Excerpted from the Wayne County Press
Thursday, May 14, 2009

Image_00107 The Fairfield Rural Fire Department made their first official run on April 7, 1984, to a field fire in Brach Oaks, south of Fairfield. Since then, the department has continued to battle field fires, residential fires, business fires, vehicle accidents and numerous other types of emergency situations.

The department was officially created in the 1982 November general election when voters in the county overwhelmingly passed a referendum to fund a fire district protection department. Prior to the passing of the fire protection referendum, residents outside the city limits had to pay a fee of $15 to be part of the fire protection area.

By 1984 the rural fire department had a new building on Fairfield’s east side, where it remains today. Housed in the building was a 1970 pumper truck, donated by the Fairfield Fire Department, and one field fire truck that was purchased from the Sugar Grove Fire Department.

Roger Mann was the first fire chief and James New was the assistant chief. Along with Chief Mann and Asst. Chief New, there were 20 volunteers from the area, four of which, David Vaughan (current chief), Estell Stewart, Steve Marsh and Jeff Wise, are still with the department today.

The department coverage area in 1984 was around 60 square miles and roughly covered the area outside the city limits east to west from the landfill on Route 15 to the Wabash River and the area north to south from Andrew's Acres to the White County line.

IMAGE_00106 Current fire chief David Vaughan and board president Jim Rush recently talked about the previous years of the department.

“When we first started, there were no hydrants out in the county like there are today. We pumped out of ponds, ditches, and any other water source we could find,” Chief Vaughan said.

“From the beginning, we had the support of the communities and can’t say enough about what that means to us and the great volunteers we have had and continue to have,” Rush added.

Both Rush and Chief Vaughan agree that the volunteers the department has had over the years are the heart of the department and are a big reason it has become what it is today.

Pork burger sale Currently the department has 27 volunteers on call and has remained in the 20 to 30 area of volunteers over the years. Twice a month, the volunteers get together for classes and training and each volunteer puts in an average of 10-12 hours a week of service to the department.

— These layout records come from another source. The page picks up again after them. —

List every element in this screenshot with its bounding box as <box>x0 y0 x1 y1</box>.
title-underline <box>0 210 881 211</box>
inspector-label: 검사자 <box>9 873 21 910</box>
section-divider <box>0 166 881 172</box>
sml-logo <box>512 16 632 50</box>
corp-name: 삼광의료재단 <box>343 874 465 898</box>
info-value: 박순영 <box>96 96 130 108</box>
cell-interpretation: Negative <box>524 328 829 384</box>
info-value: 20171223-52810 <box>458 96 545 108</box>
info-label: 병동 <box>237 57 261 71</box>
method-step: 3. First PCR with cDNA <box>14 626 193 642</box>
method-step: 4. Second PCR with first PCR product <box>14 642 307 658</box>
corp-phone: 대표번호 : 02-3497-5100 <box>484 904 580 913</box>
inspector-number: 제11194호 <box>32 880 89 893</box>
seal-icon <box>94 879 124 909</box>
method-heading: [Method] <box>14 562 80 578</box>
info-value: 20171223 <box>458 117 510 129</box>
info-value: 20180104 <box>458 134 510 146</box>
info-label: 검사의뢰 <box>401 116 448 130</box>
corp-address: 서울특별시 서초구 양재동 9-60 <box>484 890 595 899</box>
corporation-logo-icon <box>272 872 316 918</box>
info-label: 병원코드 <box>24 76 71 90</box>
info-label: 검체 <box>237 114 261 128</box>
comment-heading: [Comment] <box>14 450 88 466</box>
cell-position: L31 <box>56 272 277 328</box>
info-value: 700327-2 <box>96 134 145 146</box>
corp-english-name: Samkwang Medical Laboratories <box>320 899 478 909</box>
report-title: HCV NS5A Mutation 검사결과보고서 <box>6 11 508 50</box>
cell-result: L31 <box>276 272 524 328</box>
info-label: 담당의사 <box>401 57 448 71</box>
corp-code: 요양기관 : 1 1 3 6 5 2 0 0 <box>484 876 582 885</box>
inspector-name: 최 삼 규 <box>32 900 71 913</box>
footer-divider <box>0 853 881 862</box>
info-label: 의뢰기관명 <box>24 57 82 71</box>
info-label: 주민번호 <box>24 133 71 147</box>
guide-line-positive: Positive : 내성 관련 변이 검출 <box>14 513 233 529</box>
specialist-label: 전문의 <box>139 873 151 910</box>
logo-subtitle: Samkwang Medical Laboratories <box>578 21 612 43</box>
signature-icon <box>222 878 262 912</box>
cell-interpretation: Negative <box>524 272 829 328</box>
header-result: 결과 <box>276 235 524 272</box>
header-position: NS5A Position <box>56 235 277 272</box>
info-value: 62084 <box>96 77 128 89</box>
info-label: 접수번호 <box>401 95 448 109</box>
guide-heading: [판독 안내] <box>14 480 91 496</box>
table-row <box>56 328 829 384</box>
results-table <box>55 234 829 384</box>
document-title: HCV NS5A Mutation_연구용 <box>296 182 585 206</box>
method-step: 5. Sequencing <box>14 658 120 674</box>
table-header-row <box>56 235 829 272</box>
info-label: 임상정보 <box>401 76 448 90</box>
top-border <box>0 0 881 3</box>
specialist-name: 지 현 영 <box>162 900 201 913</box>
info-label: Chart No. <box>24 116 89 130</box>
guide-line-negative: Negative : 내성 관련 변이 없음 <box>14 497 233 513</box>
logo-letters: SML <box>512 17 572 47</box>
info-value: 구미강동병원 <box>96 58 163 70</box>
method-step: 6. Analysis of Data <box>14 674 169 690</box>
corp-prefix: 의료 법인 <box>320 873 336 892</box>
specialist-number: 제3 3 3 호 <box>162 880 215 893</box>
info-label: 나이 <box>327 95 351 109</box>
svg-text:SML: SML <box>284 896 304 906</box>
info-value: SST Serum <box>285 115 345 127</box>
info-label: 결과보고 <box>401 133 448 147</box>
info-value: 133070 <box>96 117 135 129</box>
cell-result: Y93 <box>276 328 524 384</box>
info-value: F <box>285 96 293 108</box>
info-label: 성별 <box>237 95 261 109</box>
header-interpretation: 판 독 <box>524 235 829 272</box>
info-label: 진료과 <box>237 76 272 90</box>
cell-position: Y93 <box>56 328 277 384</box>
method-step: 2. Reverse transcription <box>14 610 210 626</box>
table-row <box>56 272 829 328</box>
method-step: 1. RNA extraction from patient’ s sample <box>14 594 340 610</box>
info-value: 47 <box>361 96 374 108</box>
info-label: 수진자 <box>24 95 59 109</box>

Not only do the volunteers work for no pay, they are the department’s biggest source of income outside of taxes. The volunteer firemen annually hold their fish fry fundraiser that brings in roughly $2,500-$3,000 which all goes directly to the department for equipment. Many believe that the volunteer fire department was the first organization in the area to take advantage of the popular pork burger sale.

“We were the first ones in the area that I can remember doing the pork burger sales,” Rush said. “Once everyone else started doing it, we decided to start doing a fish fry.”

Volunteer fundraising has helped the Fairfield Rural Fire Department maintain high quality equipment with one of the finest rural fire-houses around. The department has been able to maintain their quality of equipment and service over the years without raising taxes, a fact largely due to the efforts of the volunteer firemen.

“It costs roughly $2,000 to equip each firefighter with protective gear and that doesn’t include a breathing tank,” Chief Vaughan said.

Fish fry The volunteer firefighters also purchased a new squad truck for the department and have helped rebuild department vehicles over the years to fit their needs.

“These guys are ready to go 24/7, any time they are called out,” Rush said when speaking about the readiness and sacrifices made by the volunteer firefighters.

“You can’t really measure the time and effort each one of them puts in, it is just a great bunch of guys.”

Within the last seven to eight years, the department has added a station in Mill Shoals that houses an engine truck, a pump truck and field fire vehicle and also expanded the fire protection area to 145 square miles including 27 square miles in White County. Also during that time, the department started responding to auto accidents on a 13-mile stretch of I-64 in Wayne County that runs from mile marker 105 to 118.

“We really felt like it was our duty to start doing the auto rescues on the interstate,” Rush said.

Over the years the department has responded to numerous auto emergencies in all types of situations.

Highway With the coverage of I-64, the department has rushed to the aid of countless numbers of people over the years that may not even be from the area. The rural location of the 13-mile stretch of I-64 covered by the department means that travelers year ‘round count on the rural fire department to help them in an emergency.

In 2009, the department received a $175,000 revolving load from the State Fire Marshal’s Office. The money was used to purchase a new tanker truck. The purchase of the tanker truck was the third new truck bought by the department in 25 years and it replaced a 1975 tanker truck already in use for 30 years.

The new tanker has a 2,000 gallon tank with pump and has a life expectancy of 30 years.

For 25 years, the Fairfield Rural Fire Department has provided fire protection and emergency response to the residents of the area.

Constant training and equipment upgrades along with the number of volunteers who sacrifice their time and safety are factors that show the department has no signs of slowing down. The residents of the area are very fortunate to have the peace of mind that comes with the protection provided by the Fairfield Rural Fire Department and all the volunteers.